Une rumeur suscite l'inquiétude sur l'Irlande


Extrait de : Une rumeur suscite l'inquiétude sur l'Irlande, L’Echo, 23 mars 2011

Des rumeurs annoncent que Allied Irish Bnk n'aurait pas payé un coupon.... L'écart entre les taux allemand et irlandais s'accentue...

Les taux des emprunts d'Etat irlandais à 2 ans et 10 ans se sont envolés mardi, touchant de nouveaux records depuis la création de la zone euro, en raison d'une rumeur rapidement démentie selon laquelle la banque Allied Irish Bank n'aurait pas honoré un paiement d'intérêts sur sa dette.

Le taux des emprunts souverains irlandais à deux ans s'est élevé jusqu'à 9,881% en cours de journée, un nouveau sommet depuis la création de la zone euro, avant de redescendre à 9,568% en fin de séance, toujours en nette hausse par rapport à la clôture de lundi où il s'affichait à 8,972%.

Pour vous donner une idée, le Québec emprunte à un taux moyen de 4.5 % à 5 % sur un terme de 10 ans, imaginez les impacts sur l’équilibre d’un budget quand le taux est presque le double, on est en train de mettre l’économie à terre en Irlande, même constat pour la Grèce.

des Le taux des obligations irlandaises à dix ans s'affichait quant à lui à 9,660% en fin d'échanges, contre 9,448% la veille, après avoir grimpé à un sommet historique en séance.

Ce bond a été provoqué, d'après des courtiers, par des rumeurs selon lesquelles un des principaux établissements bancaires irlandais, Allied Irish Banks (AIB), n'aurait pas honoré un paiement d'intérêts envers certains créanciers.

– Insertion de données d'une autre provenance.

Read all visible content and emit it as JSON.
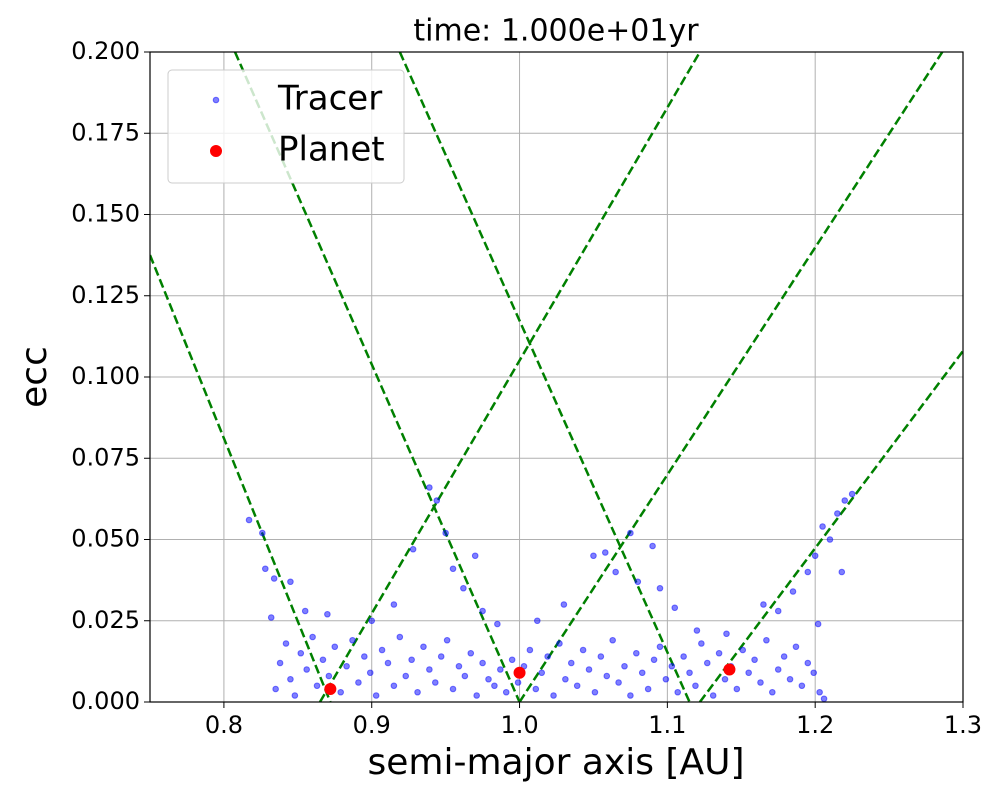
{
  "chart_data": {
    "type": "scatter",
    "title": "time: 1.000e+01yr",
    "x_label": "semi-major axis [AU]",
    "y_label": "ecc",
    "xlim": [
      0.75,
      1.3
    ],
    "ylim": [
      0,
      0.2
    ],
    "xticks": [
      0.8,
      0.9,
      {
        "value": 1,
        "label": "1.0"
      },
      1.1,
      1.2,
      1.3
    ],
    "yticks": [
      {
        "value": 0,
        "label": "0.000"
      },
      0.025,
      {
        "value": 0.05,
        "label": "0.050"
      },
      0.075,
      {
        "value": 0.1,
        "label": "0.100"
      },
      0.125,
      {
        "value": 0.15,
        "label": "0.150"
      },
      0.175,
      {
        "value": 0.2,
        "label": "0.200"
      }
    ],
    "grid": true,
    "legend": "upper left",
    "series": [
      {
        "name": "Tracer",
        "color": "#0000ff",
        "x": [
          0.835,
          0.838,
          0.842,
          0.845,
          0.848,
          0.852,
          0.856,
          0.86,
          0.863,
          0.867,
          0.871,
          0.875,
          0.879,
          0.883,
          0.887,
          0.891,
          0.895,
          0.899,
          0.903,
          0.907,
          0.911,
          0.915,
          0.919,
          0.923,
          0.927,
          0.931,
          0.935,
          0.939,
          0.943,
          0.947,
          0.951,
          0.955,
          0.959,
          0.963,
          0.967,
          0.971,
          0.975,
          0.979,
          0.983,
          0.987,
          0.991,
          0.995,
          0.999,
          1.003,
          1.007,
          1.011,
          1.015,
          1.019,
          1.023,
          1.027,
          1.031,
          1.035,
          1.039,
          1.043,
          1.047,
          1.051,
          1.055,
          1.059,
          1.063,
          1.067,
          1.071,
          1.075,
          1.079,
          1.083,
          1.087,
          1.091,
          1.095,
          1.099,
          1.103,
          1.107,
          1.111,
          1.115,
          1.119,
          1.123,
          1.127,
          1.131,
          1.135,
          1.139,
          1.143,
          1.147,
          1.151,
          1.155,
          1.159,
          1.163,
          1.167,
          1.171,
          1.175,
          1.179,
          1.183,
          1.187,
          1.191,
          1.195,
          1.199,
          1.203,
          1.206,
          0.817,
          0.826,
          0.828,
          0.834,
          0.845,
          0.855,
          0.9,
          0.915,
          0.928,
          0.939,
          0.944,
          0.95,
          0.955,
          0.962,
          0.97,
          0.975,
          0.985,
          1.03,
          1.05,
          1.058,
          1.065,
          1.075,
          1.08,
          1.09,
          1.095,
          1.105,
          1.12,
          1.14,
          1.165,
          1.175,
          1.185,
          1.195,
          1.2,
          1.205,
          1.21,
          1.215,
          1.22,
          1.225,
          1.218,
          1.202,
          0.832,
          0.87,
          1.012
        ],
        "y": [
          0.004,
          0.012,
          0.018,
          0.007,
          0.002,
          0.015,
          0.01,
          0.02,
          0.005,
          0.013,
          0.008,
          0.017,
          0.003,
          0.011,
          0.019,
          0.006,
          0.014,
          0.009,
          0.002,
          0.016,
          0.012,
          0.005,
          0.02,
          0.008,
          0.013,
          0.003,
          0.017,
          0.01,
          0.006,
          0.014,
          0.019,
          0.004,
          0.011,
          0.008,
          0.015,
          0.002,
          0.012,
          0.007,
          0.005,
          0.01,
          0.003,
          0.013,
          0.006,
          0.011,
          0.016,
          0.004,
          0.009,
          0.014,
          0.002,
          0.018,
          0.007,
          0.012,
          0.005,
          0.016,
          0.01,
          0.003,
          0.014,
          0.008,
          0.019,
          0.006,
          0.011,
          0.002,
          0.015,
          0.009,
          0.004,
          0.013,
          0.017,
          0.007,
          0.011,
          0.003,
          0.014,
          0.009,
          0.005,
          0.018,
          0.012,
          0.002,
          0.015,
          0.007,
          0.011,
          0.004,
          0.016,
          0.009,
          0.013,
          0.006,
          0.019,
          0.003,
          0.01,
          0.014,
          0.007,
          0.017,
          0.005,
          0.012,
          0.009,
          0.003,
          0.001,
          0.056,
          0.052,
          0.041,
          0.038,
          0.037,
          0.028,
          0.025,
          0.03,
          0.047,
          0.066,
          0.062,
          0.052,
          0.041,
          0.035,
          0.045,
          0.028,
          0.024,
          0.03,
          0.045,
          0.046,
          0.04,
          0.052,
          0.037,
          0.048,
          0.035,
          0.029,
          0.022,
          0.021,
          0.03,
          0.028,
          0.034,
          0.04,
          0.045,
          0.054,
          0.05,
          0.058,
          0.062,
          0.064,
          0.04,
          0.024,
          0.026,
          0.027,
          0.025
        ]
      },
      {
        "name": "Planet",
        "color": "#ff0000",
        "x": [
          0.872,
          1.0,
          1.142
        ],
        "y": [
          0.004,
          0.009,
          0.01
        ]
      }
    ],
    "lines": [
      {
        "color": "#008000",
        "dashed": true,
        "x": [
          0.75,
          0.872
        ],
        "y": [
          0.1375,
          0
        ]
      },
      {
        "color": "#008000",
        "dashed": true,
        "x": [
          0.8075,
          1.0
        ],
        "y": [
          0.2,
          0
        ]
      },
      {
        "color": "#008000",
        "dashed": true,
        "x": [
          0.919,
          1.115
        ],
        "y": [
          0.2,
          0
        ]
      },
      {
        "color": "#008000",
        "dashed": true,
        "x": [
          0.865,
          1.122
        ],
        "y": [
          0,
          0.2
        ]
      },
      {
        "color": "#008000",
        "dashed": true,
        "x": [
          1.0,
          1.286
        ],
        "y": [
          0,
          0.2
        ]
      },
      {
        "color": "#008000",
        "dashed": true,
        "x": [
          1.122,
          1.3
        ],
        "y": [
          0,
          0.108
        ]
      }
    ]
  }
}
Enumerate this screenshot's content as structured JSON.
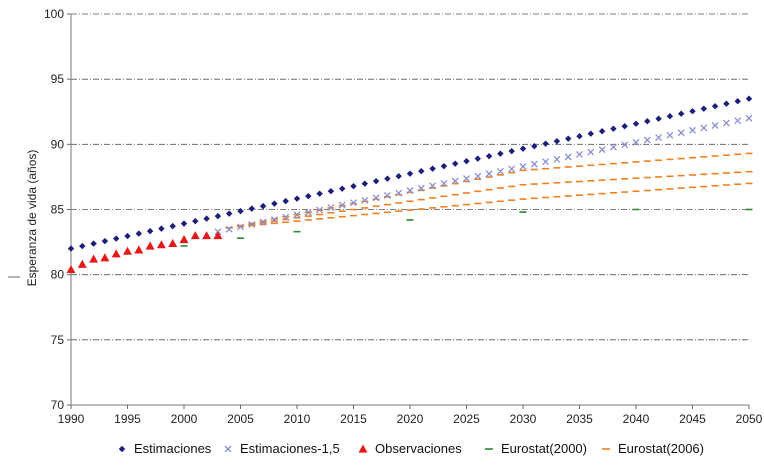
{
  "chart_data": {
    "type": "scatter",
    "ylabel": "Esperanza de vida (años)",
    "xlabel": "",
    "xlim": [
      1990,
      2050
    ],
    "ylim": [
      70,
      100
    ],
    "x_ticks": [
      "1990",
      "1995",
      "2000",
      "2005",
      "2010",
      "2015",
      "2020",
      "2025",
      "2030",
      "2035",
      "2040",
      "2045",
      "2050"
    ],
    "y_ticks": [
      "70",
      "75",
      "80",
      "85",
      "90",
      "95",
      "100"
    ],
    "grid": "horizontal dashed",
    "legend_position": "bottom",
    "legend": [
      "Estimaciones",
      "Estimaciones-1,5",
      "Observaciones",
      "Eurostat(2000)",
      "Eurostat(2006)"
    ],
    "series": [
      {
        "name": "Estimaciones",
        "marker": "diamond",
        "color": "#1a1f7a",
        "x_start": 1990,
        "x_end": 2050,
        "step": 1,
        "y_start": 82.0,
        "y_end": 93.5
      },
      {
        "name": "Estimaciones-1,5",
        "marker": "x",
        "color": "#8a8fcf",
        "x_start": 2003,
        "x_end": 2050,
        "step": 1,
        "y_start": 83.3,
        "y_end": 92.0
      },
      {
        "name": "Observaciones",
        "marker": "triangle",
        "color": "#e41a1a",
        "x": [
          1990,
          1991,
          1992,
          1993,
          1994,
          1995,
          1996,
          1997,
          1998,
          1999,
          2000,
          2001,
          2002,
          2003
        ],
        "y": [
          80.4,
          80.8,
          81.2,
          81.3,
          81.6,
          81.8,
          81.9,
          82.2,
          82.3,
          82.4,
          82.7,
          83.0,
          83.0,
          83.0
        ]
      },
      {
        "name": "Eurostat(2000)",
        "marker": "dash",
        "color": "#2e8b2e",
        "x": [
          2000,
          2005,
          2010,
          2020,
          2030,
          2040,
          2050
        ],
        "y": [
          82.2,
          82.8,
          83.3,
          84.2,
          84.8,
          85.0,
          85.0
        ]
      },
      {
        "name": "Eurostat(2006)",
        "marker": "dash",
        "color": "#f08020",
        "lines": [
          {
            "x_start": 2004,
            "y_start": 83.6,
            "knee_x": 2030,
            "knee_y": 88.0,
            "x_end": 2050,
            "y_end": 89.3
          },
          {
            "x_start": 2004,
            "y_start": 83.6,
            "knee_x": 2030,
            "knee_y": 86.9,
            "x_end": 2050,
            "y_end": 87.9
          },
          {
            "x_start": 2004,
            "y_start": 83.6,
            "knee_x": 2030,
            "knee_y": 85.8,
            "x_end": 2050,
            "y_end": 87.0
          }
        ]
      }
    ]
  }
}
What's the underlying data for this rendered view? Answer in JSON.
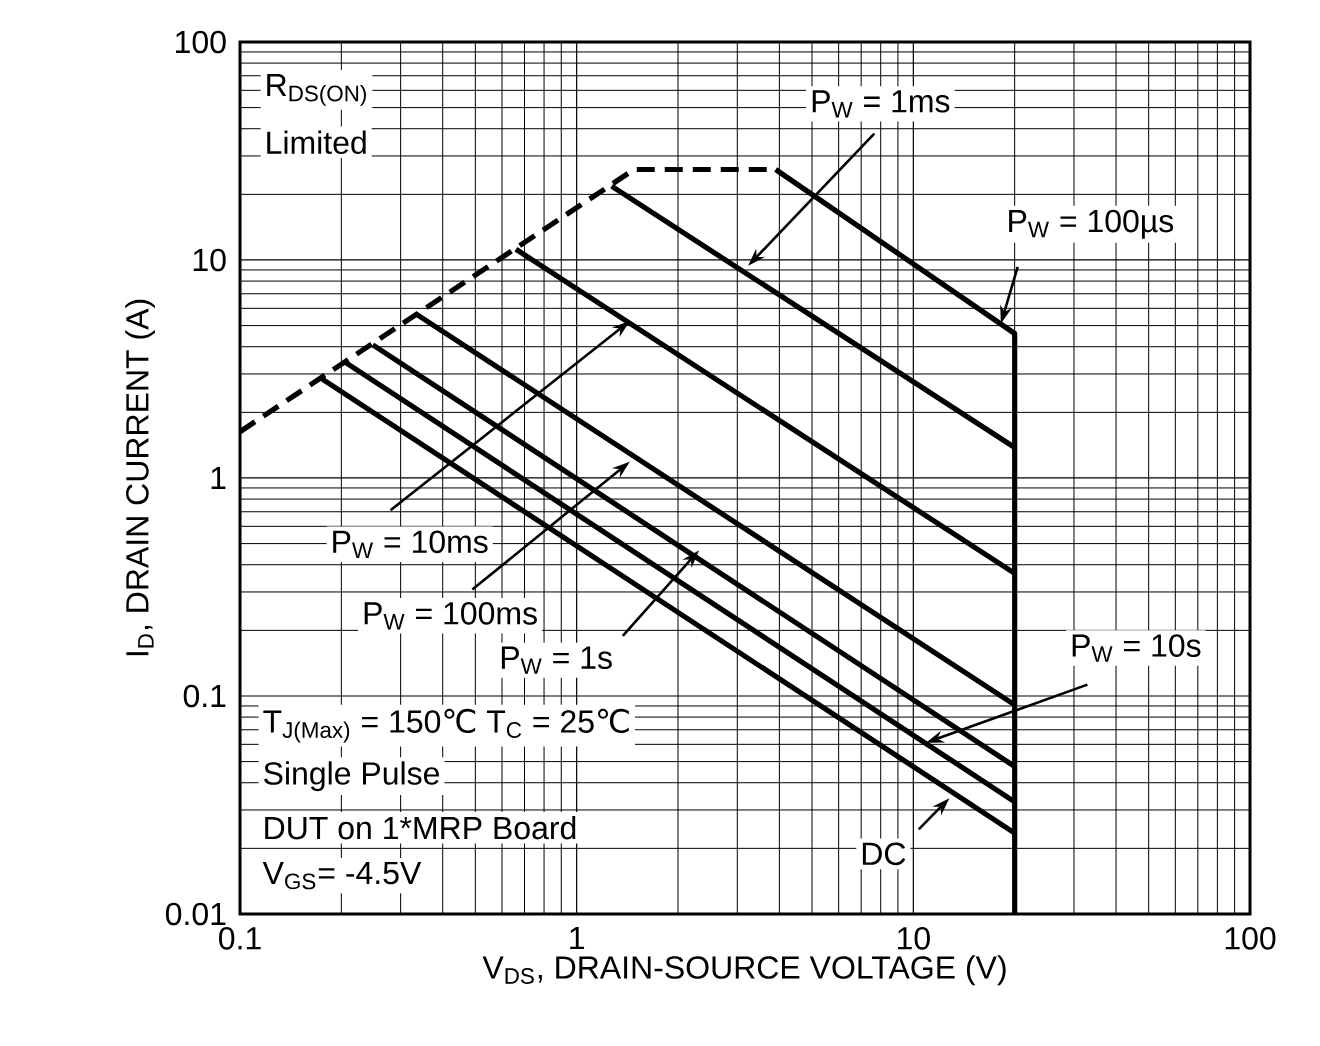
{
  "chart_data": {
    "type": "line",
    "xlabel": "V$_{DS}$, DRAIN-SOURCE VOLTAGE (V)",
    "ylabel": "I$_{D}$, DRAIN CURRENT (A)",
    "log": "xy",
    "grid": true,
    "line_style": "solid",
    "xlim": [
      0.1,
      100
    ],
    "xticks": [
      0.1,
      1,
      10,
      100
    ],
    "ylim": [
      0.01,
      100
    ],
    "yticks": [
      0.01,
      0.1,
      1,
      10,
      100
    ],
    "series": [
      {
        "color": "#000000",
        "line_style": "dashed",
        "x": [
          0.1,
          1.48,
          3.9
        ],
        "values": [
          1.63,
          26,
          26
        ]
      },
      {
        "color": "#000000",
        "x": [
          3.9,
          20,
          20
        ],
        "values": [
          26,
          4.6,
          0.01
        ]
      },
      {
        "color": "#000000",
        "x": [
          1.27,
          20
        ],
        "values": [
          21.8,
          1.38
        ]
      },
      {
        "color": "#000000",
        "x": [
          0.66,
          20
        ],
        "values": [
          11.2,
          0.365
        ]
      },
      {
        "color": "#000000",
        "x": [
          0.333,
          20
        ],
        "values": [
          5.66,
          0.091
        ]
      },
      {
        "color": "#000000",
        "x": [
          0.248,
          20
        ],
        "values": [
          4.08,
          0.0475
        ]
      },
      {
        "color": "#000000",
        "x": [
          0.204,
          20
        ],
        "values": [
          3.42,
          0.0327
        ]
      },
      {
        "color": "#000000",
        "x": [
          0.172,
          20
        ],
        "values": [
          2.9,
          0.0235
        ]
      }
    ],
    "annotations": [
      "R$_{DS(ON)}$",
      "Limited",
      {
        "text": "P$_{W}$ = 1ms",
        "x": 3.23,
        "y": 9.4
      },
      {
        "text": "P$_{W}$ = 100µs",
        "x": 18.2,
        "y": 5.1
      },
      {
        "text": "P$_{W}$ = 10ms",
        "x": 1.44,
        "y": 5.25
      },
      {
        "text": "P$_{W}$ = 100ms",
        "x": 1.44,
        "y": 1.19
      },
      {
        "text": "P$_{W}$ = 1s",
        "x": 2.31,
        "y": 0.466
      },
      {
        "text": "P$_{W}$ = 10s",
        "x": 10.9,
        "y": 0.061
      },
      {
        "text": "DC",
        "x": 12.8,
        "y": 0.034
      },
      "T$_{J(Max)}$ = 150℃  T$_{C}$ = 25℃",
      "Single Pulse",
      "DUT on 1*MRP Board",
      "V$_{GS}$= -4.5V"
    ]
  }
}
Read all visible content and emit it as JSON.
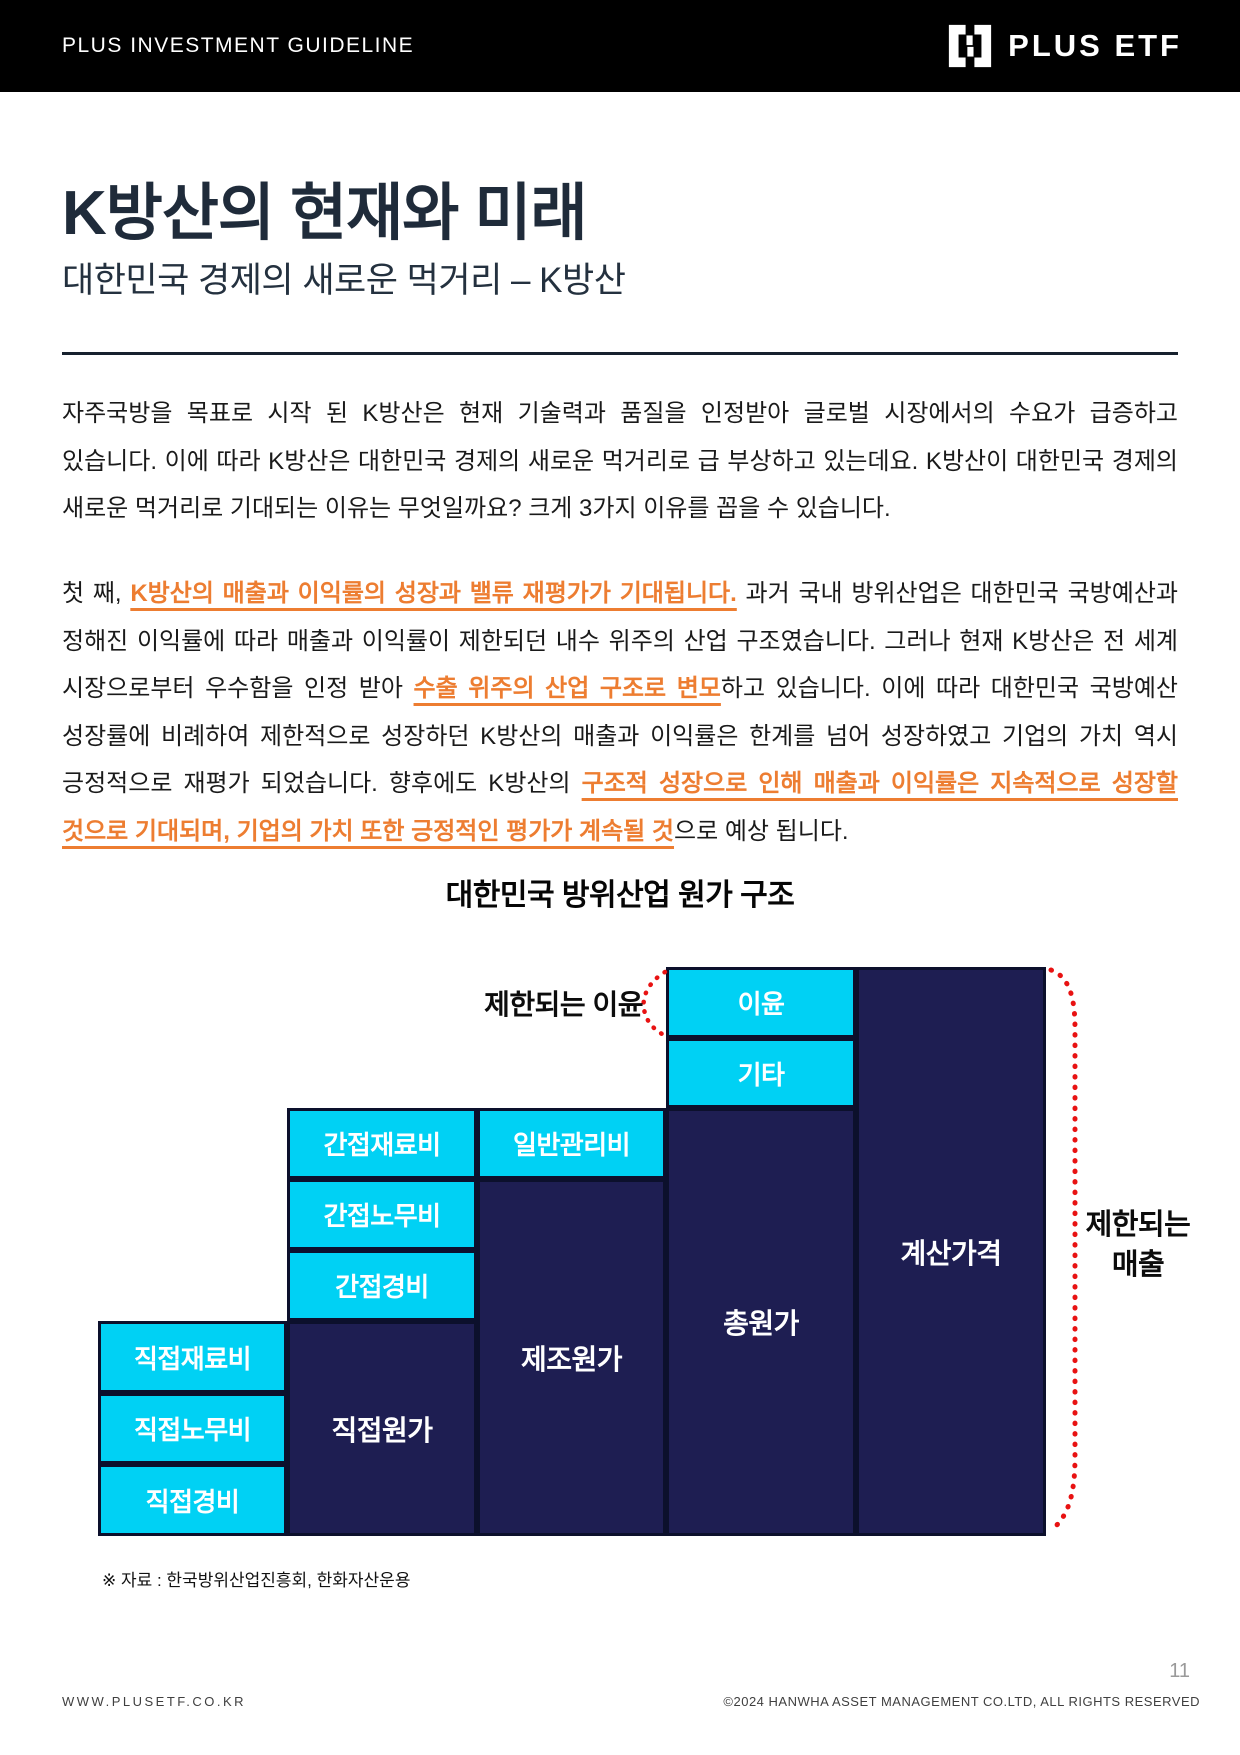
{
  "header": {
    "left_label": "PLUS INVESTMENT GUIDELINE",
    "brand_name": "PLUS ETF"
  },
  "headline": {
    "title": "K방산의 현재와 미래",
    "subtitle": "대한민국 경제의 새로운 먹거리 – K방산"
  },
  "paragraph1": "자주국방을 목표로 시작 된 K방산은 현재 기술력과 품질을 인정받아 글로벌 시장에서의 수요가 급증하고 있습니다. 이에 따라 K방산은 대한민국 경제의 새로운 먹거리로 급 부상하고 있는데요. K방산이 대한민국 경제의 새로운 먹거리로 기대되는 이유는 무엇일까요? 크게 3가지 이유를 꼽을 수 있습니다.",
  "paragraph2": {
    "segments": [
      {
        "text": "첫 째, ",
        "highlight": false
      },
      {
        "text": "K방산의 매출과 이익률의 성장과 밸류 재평가가 기대됩니다.",
        "highlight": true
      },
      {
        "text": " 과거 국내 방위산업은 대한민국 국방예산과 정해진 이익률에 따라 매출과 이익률이 제한되던 내수 위주의 산업 구조였습니다. 그러나 현재 K방산은 전 세계 시장으로부터 우수함을 인정 받아 ",
        "highlight": false
      },
      {
        "text": "수출 위주의 산업 구조로 변모",
        "highlight": true
      },
      {
        "text": "하고 있습니다. 이에 따라 대한민국 국방예산 성장률에 비례하여 제한적으로 성장하던 K방산의 매출과 이익률은 한계를 넘어 성장하였고 기업의 가치 역시 긍정적으로 재평가 되었습니다. 향후에도 K방산의 ",
        "highlight": false
      },
      {
        "text": "구조적 성장으로 인해 매출과 이익률은 지속적으로 성장할 것으로 기대되며, 기업의 가치 또한 긍정적인 평가가 계속될 것",
        "highlight": true
      },
      {
        "text": "으로 예상 됩니다.",
        "highlight": false
      }
    ]
  },
  "chart": {
    "title": "대한민국 방위산업 원가 구조",
    "annotation_profit": "제한되는 이윤",
    "annotation_sales_line1": "제한되는",
    "annotation_sales_line2": "매출",
    "colors": {
      "cyan": "#00d1f4",
      "navy": "#1e1e52",
      "red_dotted": "#e81212"
    },
    "blocks": [
      {
        "label": "이윤",
        "type": "cyan"
      },
      {
        "label": "기타",
        "type": "cyan"
      },
      {
        "label": "간접재료비",
        "type": "cyan"
      },
      {
        "label": "일반관리비",
        "type": "cyan"
      },
      {
        "label": "간접노무비",
        "type": "cyan"
      },
      {
        "label": "간접경비",
        "type": "cyan"
      },
      {
        "label": "직접재료비",
        "type": "cyan"
      },
      {
        "label": "직접노무비",
        "type": "cyan"
      },
      {
        "label": "직접경비",
        "type": "cyan"
      },
      {
        "label": "직접원가",
        "type": "navy"
      },
      {
        "label": "제조원가",
        "type": "navy"
      },
      {
        "label": "총원가",
        "type": "navy"
      },
      {
        "label": "계산가격",
        "type": "navy"
      }
    ]
  },
  "source_note": "※ 자료 : 한국방위산업진흥회, 한화자산운용",
  "footer": {
    "left": "WWW.PLUSETF.CO.KR",
    "right": "©2024 HANWHA ASSET MANAGEMENT CO.LTD, ALL RIGHTS RESERVED",
    "page_number": "11"
  }
}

Or, comme l'a souligné Kathleen Brooks, analyste chez Forex.com, l'Etat irlandais détenant la majorité du capital d'AIB, un tel défaut de paiement équivaudrait à un défaut de paiement de l'Etat, d'où la tension brutale enregistrée sur le marché des obligations publiques irlandaises.

Une porte-parole de la banque, interrogée par l'AFP, a cependant réfuté catégoriquement ces spéculations, assurant que la banque procèderait mercredi comme prévu à un paiement d'intérêts, et n'avait aucunement l'intention de ne pas honorer de tels versements à l'avenir.

La banque a confirmé ce démenti dans un bref communiqué aux investisseurs publié en fin de séance. "Allied Irish Banks note les spéculations concernant un paiement d'intérêts prévu le 23 mars", et "AIB confirme que ce paiement sera effectué", a-t-elle martelé, sans plus de commentaires.

Cette rumeur est intervenue sur fond de débat épineux sur la question d'un éventuel "partage du fardeau" du sauvetage des banques irlandaises avec les certains de leurs créanciers. L'Etat a en effet dû voler au secours des banques irlandaises, dont Allied Irish, pour leur éviter la faillite, ce qui a fait exploser le déficit public et a forcé Dublin à multiplier les plans d'austérité. Le pays a fini par conclure l'an dernier un plan de sauvetage international de 85 milliards d'euros avec l'Union européenne et le Fonds monétaire international.

L'option d'un "partage du fardeau" a été évoquée par des responsables des deux partis, le Fine Gael (centre) et le Labour (gauche), qui ont remporté les élections législatives du mois dernier en Irlande. Séduisante sur le papier, cette solution est cependant redoutée par les marchés financiers, qui craignent qu'elle ne crée un précédent pour les autres pays en difficulté de la zone euro.

Et je suis tout à fait d'accord avec cette position, ce n'est pas seulement au peuple à supporter l'irresponsabilité des banques. S’ils sont capables de faire des milliards de profits, ils sont aussi capables d’assumer des pertes.